Ein solcher Wohnungs-Rechtsschutz bietet einen umfänglichen Versicherungsschutz: Die Gesamtheit der selbst bewohnten Wohneinheiten werden versichert selbst die Ihrer Lebenspartnerin und Ihrer Kinder, sofern sie in der Bundesrepublik Deutschland leben. Die selbstgenutzten/selbstbewohnten Wohneinheiten müssen sich in Deutschland befinden. Es reicht nicht aus, dass der versicherte Personenkreis in Deutschland lebt und das zu versichernde Gebäude sich zum Beispiel in Österreich liegt.

Bei Neuabschluss einer Rechtsschutzversicherung besteht vielmals in den einzelnen Kategorien eine 3-monatige Wartefrist.

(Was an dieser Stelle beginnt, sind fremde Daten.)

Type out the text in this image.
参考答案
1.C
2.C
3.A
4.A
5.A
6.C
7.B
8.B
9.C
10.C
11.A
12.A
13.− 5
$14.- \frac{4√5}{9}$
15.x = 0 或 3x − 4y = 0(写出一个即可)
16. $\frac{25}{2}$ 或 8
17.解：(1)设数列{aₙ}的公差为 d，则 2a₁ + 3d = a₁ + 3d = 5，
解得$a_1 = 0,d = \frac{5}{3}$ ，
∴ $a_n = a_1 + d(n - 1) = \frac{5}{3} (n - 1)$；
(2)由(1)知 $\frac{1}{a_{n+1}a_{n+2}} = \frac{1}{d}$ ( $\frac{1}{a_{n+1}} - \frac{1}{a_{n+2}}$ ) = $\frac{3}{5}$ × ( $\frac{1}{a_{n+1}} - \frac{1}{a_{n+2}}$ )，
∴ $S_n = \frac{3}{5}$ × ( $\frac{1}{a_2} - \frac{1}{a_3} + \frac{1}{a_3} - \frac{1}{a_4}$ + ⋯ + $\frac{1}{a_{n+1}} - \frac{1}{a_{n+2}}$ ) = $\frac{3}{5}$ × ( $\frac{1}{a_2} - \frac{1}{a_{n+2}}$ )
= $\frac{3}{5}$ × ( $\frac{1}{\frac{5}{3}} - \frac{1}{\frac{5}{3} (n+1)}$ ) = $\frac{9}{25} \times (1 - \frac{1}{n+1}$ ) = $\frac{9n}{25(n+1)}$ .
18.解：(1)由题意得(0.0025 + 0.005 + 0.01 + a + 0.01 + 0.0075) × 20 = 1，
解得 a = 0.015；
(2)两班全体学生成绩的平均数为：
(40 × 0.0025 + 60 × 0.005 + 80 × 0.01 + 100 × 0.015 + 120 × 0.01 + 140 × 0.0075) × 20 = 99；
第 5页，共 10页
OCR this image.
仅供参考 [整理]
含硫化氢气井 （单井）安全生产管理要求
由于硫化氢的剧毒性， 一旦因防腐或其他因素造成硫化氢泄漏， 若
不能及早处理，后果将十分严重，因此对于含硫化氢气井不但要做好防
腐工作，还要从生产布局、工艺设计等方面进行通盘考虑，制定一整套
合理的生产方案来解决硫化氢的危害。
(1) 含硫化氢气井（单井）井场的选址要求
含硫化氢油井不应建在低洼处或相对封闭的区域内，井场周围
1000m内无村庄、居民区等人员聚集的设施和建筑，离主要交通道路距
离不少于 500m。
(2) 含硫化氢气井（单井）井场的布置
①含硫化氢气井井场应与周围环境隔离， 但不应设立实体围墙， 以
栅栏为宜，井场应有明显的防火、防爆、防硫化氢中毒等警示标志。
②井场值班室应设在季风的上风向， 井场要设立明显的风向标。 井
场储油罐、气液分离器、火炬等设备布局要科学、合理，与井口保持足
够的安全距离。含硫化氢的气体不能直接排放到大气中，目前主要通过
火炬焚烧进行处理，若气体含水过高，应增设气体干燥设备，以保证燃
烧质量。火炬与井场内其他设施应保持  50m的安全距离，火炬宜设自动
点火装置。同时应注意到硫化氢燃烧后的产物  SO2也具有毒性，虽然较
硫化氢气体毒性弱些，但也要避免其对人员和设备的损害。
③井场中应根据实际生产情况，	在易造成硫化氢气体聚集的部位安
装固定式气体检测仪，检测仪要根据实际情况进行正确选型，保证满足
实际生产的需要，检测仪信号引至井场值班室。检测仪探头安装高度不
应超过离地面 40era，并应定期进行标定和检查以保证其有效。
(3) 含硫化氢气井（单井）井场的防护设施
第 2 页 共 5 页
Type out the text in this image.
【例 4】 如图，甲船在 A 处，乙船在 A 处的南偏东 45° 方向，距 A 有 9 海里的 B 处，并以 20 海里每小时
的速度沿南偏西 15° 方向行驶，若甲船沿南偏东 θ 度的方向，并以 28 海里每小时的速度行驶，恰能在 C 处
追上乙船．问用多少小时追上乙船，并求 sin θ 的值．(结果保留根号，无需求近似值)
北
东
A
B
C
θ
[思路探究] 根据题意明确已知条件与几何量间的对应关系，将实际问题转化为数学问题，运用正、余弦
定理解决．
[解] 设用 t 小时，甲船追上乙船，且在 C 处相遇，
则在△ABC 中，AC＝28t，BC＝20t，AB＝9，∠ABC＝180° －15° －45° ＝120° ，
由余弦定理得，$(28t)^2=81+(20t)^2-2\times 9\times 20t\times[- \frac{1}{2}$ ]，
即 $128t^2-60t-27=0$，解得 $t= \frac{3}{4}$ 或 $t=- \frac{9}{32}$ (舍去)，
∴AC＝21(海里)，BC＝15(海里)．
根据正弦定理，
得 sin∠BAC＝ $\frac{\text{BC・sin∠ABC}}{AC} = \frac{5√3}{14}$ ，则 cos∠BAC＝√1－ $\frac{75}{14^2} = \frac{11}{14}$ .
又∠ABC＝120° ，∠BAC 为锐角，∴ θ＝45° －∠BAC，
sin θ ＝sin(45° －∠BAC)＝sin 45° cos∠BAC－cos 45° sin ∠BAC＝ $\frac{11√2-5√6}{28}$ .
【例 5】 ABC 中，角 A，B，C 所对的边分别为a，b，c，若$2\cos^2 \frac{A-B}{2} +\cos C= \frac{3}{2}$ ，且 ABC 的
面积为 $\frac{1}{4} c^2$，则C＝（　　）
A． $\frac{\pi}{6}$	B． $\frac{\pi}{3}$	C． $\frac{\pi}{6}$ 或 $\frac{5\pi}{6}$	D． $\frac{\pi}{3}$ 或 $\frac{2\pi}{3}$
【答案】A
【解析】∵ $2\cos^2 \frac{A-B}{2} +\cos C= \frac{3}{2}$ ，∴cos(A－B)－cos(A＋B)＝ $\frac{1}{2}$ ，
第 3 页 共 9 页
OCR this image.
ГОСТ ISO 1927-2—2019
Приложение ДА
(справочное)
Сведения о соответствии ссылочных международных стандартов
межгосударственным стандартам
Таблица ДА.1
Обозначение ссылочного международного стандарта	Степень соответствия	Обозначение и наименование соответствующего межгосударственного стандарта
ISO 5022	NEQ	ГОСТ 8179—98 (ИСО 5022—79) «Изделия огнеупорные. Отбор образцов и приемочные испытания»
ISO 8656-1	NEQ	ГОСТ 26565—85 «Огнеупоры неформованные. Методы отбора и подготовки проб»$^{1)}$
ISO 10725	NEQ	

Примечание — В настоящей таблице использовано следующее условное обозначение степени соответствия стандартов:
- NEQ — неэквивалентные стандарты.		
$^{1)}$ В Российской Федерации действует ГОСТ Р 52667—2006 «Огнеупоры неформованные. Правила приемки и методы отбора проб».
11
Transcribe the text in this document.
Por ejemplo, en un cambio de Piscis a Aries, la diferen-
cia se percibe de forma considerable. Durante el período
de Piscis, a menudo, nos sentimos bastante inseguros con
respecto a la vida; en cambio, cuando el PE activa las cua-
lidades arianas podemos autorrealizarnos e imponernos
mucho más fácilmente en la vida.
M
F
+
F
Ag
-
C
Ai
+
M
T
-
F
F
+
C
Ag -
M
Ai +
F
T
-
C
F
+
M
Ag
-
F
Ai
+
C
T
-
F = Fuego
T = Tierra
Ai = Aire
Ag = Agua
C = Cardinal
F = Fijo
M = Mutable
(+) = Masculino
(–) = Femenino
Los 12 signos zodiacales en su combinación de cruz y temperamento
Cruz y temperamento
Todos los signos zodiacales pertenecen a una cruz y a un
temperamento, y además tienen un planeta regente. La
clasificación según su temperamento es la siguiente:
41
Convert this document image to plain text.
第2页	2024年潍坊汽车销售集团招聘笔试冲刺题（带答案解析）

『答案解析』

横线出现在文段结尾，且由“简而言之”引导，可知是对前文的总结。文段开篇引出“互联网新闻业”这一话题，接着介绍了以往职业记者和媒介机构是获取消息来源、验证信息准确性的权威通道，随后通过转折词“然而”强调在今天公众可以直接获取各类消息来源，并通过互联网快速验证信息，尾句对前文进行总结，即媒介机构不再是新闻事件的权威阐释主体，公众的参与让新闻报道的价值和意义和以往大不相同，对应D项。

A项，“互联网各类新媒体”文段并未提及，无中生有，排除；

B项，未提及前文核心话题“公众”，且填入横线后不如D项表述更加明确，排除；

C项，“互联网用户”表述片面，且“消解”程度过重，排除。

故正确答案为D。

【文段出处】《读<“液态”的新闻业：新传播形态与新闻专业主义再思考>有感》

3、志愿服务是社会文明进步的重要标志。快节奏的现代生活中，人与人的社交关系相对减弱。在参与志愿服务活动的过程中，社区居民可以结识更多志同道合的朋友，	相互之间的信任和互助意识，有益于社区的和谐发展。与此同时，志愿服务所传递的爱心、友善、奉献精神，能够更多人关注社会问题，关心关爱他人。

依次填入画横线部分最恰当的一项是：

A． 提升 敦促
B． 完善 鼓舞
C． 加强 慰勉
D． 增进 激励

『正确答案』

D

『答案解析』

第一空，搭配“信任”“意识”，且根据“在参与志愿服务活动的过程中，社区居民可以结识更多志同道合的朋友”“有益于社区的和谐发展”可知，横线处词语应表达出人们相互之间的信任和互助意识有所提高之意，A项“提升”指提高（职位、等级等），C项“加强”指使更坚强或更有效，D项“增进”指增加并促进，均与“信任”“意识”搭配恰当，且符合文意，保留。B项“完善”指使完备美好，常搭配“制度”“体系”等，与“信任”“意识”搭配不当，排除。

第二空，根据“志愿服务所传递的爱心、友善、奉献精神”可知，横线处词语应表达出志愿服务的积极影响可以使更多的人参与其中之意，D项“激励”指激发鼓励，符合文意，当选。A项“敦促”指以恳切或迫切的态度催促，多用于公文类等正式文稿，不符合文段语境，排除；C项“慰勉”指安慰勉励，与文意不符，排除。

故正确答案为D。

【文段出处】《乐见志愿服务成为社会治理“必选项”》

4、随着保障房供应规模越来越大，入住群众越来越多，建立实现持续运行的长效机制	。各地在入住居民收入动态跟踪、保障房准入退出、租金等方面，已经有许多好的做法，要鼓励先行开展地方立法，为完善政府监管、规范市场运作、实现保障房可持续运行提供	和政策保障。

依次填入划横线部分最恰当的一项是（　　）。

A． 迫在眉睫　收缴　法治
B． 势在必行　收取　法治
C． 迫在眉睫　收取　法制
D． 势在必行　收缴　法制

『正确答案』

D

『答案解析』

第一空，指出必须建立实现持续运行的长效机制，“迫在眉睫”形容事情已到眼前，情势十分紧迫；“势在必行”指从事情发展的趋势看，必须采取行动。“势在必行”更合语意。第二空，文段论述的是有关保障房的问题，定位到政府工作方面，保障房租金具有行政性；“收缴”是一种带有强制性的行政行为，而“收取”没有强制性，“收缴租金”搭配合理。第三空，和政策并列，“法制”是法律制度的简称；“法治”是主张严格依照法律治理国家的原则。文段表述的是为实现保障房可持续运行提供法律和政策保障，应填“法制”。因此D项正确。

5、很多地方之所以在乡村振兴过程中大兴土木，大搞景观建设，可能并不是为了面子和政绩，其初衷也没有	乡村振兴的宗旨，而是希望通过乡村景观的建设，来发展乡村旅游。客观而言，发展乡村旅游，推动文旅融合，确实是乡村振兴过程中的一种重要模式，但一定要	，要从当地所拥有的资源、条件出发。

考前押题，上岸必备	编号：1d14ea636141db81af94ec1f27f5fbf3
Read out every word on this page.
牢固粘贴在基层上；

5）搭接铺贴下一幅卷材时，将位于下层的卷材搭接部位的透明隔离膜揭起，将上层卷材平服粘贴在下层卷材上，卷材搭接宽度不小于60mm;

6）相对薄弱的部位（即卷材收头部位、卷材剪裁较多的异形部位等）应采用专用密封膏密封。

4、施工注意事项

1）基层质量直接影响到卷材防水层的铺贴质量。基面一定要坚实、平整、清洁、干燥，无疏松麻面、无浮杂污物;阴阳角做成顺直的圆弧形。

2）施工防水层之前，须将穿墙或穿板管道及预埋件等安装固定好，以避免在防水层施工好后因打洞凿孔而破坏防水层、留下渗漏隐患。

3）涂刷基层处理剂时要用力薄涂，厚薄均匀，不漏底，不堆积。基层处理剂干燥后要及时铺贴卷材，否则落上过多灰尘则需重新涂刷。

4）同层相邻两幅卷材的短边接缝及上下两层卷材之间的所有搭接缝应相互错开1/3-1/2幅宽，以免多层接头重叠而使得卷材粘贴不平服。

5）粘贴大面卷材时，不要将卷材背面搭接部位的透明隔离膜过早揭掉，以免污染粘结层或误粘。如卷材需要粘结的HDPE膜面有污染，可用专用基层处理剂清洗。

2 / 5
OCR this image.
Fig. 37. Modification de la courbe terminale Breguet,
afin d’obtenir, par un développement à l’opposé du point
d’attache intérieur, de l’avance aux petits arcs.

Versicherungsgesellschaften, die eventuell den von ihnen gesuchten: „Braucht man Privatrechtsschutz“ im Angebot haben

  • Allrecht Braucht man Privatrechtsschutz
  • Advocard Braucht man Privatrechtsschutz
  • Domcura Braucht man Privatrechtsschutz
  • Zurich Versicherung Braucht man Privatrechtsschutz
  • Itzehoer Braucht man Privatrechtsschutz
  • Allianz Braucht man Privatrechtsschutz
  • Debeka Braucht man Privatrechtsschutz
  • Generali Braucht man Privatrechtsschutz
  • ERGO Braucht man Privatrechtsschutz
  • HUK24 Braucht man Privatrechtsschutz
  • ARAG Braucht man Privatrechtsschutz
  • ConceptIF Braucht man Privatrechtsschutz
  • VGH Braucht man Privatrechtsschutz
  • HDI-Gerling Braucht man Privatrechtsschutz
  • Württembergische Braucht man Privatrechtsschutz
  • Neue Rechtsschutz-Versicherungsgesellschaft Braucht man Privatrechtsschutz
  • R und V Braucht man Privatrechtsschutz
  • Axa Braucht man Privatrechtsschutz
  • Bruderhilfe Braucht man Privatrechtsschutz
  • Degenia Braucht man Privatrechtsschutz
  • Medien Braucht man Privatrechtsschutz
  • Badische Versicherungen Braucht man Privatrechtsschutz
  • RU Braucht man Privatrechtsschutz
  • Concordia Braucht man Privatrechtsschutz
  • DAS Braucht man Privatrechtsschutz
  • Aeguron (Check24) Braucht man Privatrechtsschutz
  • DMB Rechtsschutz-Versicherung Braucht man Privatrechtsschutz
  • Auxilia Braucht man Privatrechtsschutz
  • Roland Braucht man Privatrechtsschutz

Nicht alle hier oben aufgeführten Versicherungen sind in den Vergleichen enthalten. Die Datenbank der teilnehmenden Versicherungsanbieter finden Sie direkt beim jeweiligen Vergleich. Der Index erhebt keinen Anspruch auf Lückenlosigkeit. Gleichermaßen finden Sie im Allgemeinen einige Versicherungsgesellschaften, die unter verschiedenen Namen am Markt allgemein bekannt sind.